I’m several weeks into an Upper/Lower split, which I typically don’t care for as the upper body requires so many different movements that I find the workouts too long, but by dividing up my desired weekly volume into 3 or more sessions each week, it’s been manageable. I would normally Squat today, but that’s not even remotely possible in this room:
For starters, I did a few sets of leg press on the ancient apparatus adjusting the seat to get as much range of motion as I could. Ideally, I would have liked to try the BFR with a leg extension, but that would require a leg extension. So instead, I did bodyweight Bulgarian Split squats. I really don’t know if I did it correctly, but I used my old knee wraps which were conveniently in the trunk of my car, wrapped them way up at the top of my thigh, (and having the room to myself, no one was flashed) and proceeded to bang out 20 reps in the first set and 18 in the second. It was definitely an odd sensation, but it wasn’t the sick pump I expected after reading about it, which since I honestly don’t like the pump, was a positive.

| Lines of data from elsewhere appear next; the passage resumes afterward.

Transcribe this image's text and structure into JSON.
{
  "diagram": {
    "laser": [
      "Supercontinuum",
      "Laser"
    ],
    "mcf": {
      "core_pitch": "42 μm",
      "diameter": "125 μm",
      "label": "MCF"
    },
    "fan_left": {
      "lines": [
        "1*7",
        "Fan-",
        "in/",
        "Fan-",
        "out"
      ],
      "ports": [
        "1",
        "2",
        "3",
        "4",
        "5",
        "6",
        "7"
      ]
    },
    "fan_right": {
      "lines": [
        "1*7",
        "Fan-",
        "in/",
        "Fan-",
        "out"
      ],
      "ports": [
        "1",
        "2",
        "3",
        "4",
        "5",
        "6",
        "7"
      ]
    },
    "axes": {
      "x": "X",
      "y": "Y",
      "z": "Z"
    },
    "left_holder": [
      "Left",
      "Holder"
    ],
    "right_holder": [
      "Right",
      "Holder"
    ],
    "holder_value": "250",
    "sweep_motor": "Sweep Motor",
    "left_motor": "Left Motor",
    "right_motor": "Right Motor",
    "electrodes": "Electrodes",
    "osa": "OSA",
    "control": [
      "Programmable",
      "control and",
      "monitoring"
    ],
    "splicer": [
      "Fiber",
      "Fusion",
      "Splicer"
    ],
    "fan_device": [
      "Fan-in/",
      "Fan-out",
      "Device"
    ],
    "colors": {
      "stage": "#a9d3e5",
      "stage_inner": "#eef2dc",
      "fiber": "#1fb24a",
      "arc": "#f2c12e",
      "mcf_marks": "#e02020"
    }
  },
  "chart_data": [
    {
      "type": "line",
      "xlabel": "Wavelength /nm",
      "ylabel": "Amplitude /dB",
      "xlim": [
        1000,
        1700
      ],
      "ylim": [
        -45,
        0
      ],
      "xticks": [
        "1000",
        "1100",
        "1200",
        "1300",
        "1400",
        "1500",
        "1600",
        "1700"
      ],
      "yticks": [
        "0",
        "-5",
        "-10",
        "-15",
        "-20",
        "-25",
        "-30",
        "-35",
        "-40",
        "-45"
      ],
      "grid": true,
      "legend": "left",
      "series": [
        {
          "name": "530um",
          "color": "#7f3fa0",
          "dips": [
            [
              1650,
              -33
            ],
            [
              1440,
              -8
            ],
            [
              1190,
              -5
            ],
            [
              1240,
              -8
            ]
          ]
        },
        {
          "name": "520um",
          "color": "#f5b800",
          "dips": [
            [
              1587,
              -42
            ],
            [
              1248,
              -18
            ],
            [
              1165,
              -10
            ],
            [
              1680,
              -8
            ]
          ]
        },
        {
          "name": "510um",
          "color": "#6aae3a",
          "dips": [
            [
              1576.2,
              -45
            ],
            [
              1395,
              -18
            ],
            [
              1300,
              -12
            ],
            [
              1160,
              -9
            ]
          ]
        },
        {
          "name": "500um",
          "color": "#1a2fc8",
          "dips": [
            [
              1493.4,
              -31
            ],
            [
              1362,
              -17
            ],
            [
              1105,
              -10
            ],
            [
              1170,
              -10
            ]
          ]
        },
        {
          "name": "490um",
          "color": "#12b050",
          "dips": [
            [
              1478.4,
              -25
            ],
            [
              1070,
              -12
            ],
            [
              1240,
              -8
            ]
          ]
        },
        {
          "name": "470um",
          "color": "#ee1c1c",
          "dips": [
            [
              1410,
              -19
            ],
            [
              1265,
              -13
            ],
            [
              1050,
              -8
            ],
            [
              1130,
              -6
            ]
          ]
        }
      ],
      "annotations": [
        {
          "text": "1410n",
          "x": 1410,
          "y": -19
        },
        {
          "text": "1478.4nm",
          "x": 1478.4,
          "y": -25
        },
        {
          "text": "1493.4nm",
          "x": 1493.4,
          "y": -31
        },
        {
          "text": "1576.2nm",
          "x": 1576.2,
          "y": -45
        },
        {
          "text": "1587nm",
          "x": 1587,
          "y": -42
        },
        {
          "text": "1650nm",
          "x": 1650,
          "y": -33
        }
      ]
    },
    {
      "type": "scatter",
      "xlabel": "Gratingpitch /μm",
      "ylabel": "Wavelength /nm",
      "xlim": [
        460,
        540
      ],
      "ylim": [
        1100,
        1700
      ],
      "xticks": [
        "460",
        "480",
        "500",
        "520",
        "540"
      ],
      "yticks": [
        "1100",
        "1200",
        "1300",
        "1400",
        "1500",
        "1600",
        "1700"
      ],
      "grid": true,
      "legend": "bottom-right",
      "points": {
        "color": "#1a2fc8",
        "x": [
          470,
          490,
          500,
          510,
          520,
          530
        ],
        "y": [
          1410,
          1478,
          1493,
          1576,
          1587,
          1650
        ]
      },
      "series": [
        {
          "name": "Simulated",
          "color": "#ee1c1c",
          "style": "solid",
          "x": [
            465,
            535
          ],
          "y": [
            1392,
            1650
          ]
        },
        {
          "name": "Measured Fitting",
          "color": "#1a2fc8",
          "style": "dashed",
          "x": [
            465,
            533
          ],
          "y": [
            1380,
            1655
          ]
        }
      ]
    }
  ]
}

I strapped them on again for bodyweight calf raises and was able to get many, many reps that I hope at least some of which were productive. My understanding of the likely benefits for hypertrophy of BFR is that the occlusion creates peripheral fatigue with very light weights that otherwise would likely not occur. This peripheral fatigue then causes the recruitment of high threshold motor units and the many muscle fibers they control, forcing some mechanical tension upon them and giving them the impetus to grow, all without using heavy weights.
I’m glad I got the opportunity to try them, and I’m also glad I was able to make a lousy training situation better, but I can’t imagine I would do this very often, especially in a public gym. I’m doing my best to defeat the Spotlight Effect, but I think hiking my shorts up to wrap my legs just under my ass would probably get me lots of unwanted attention.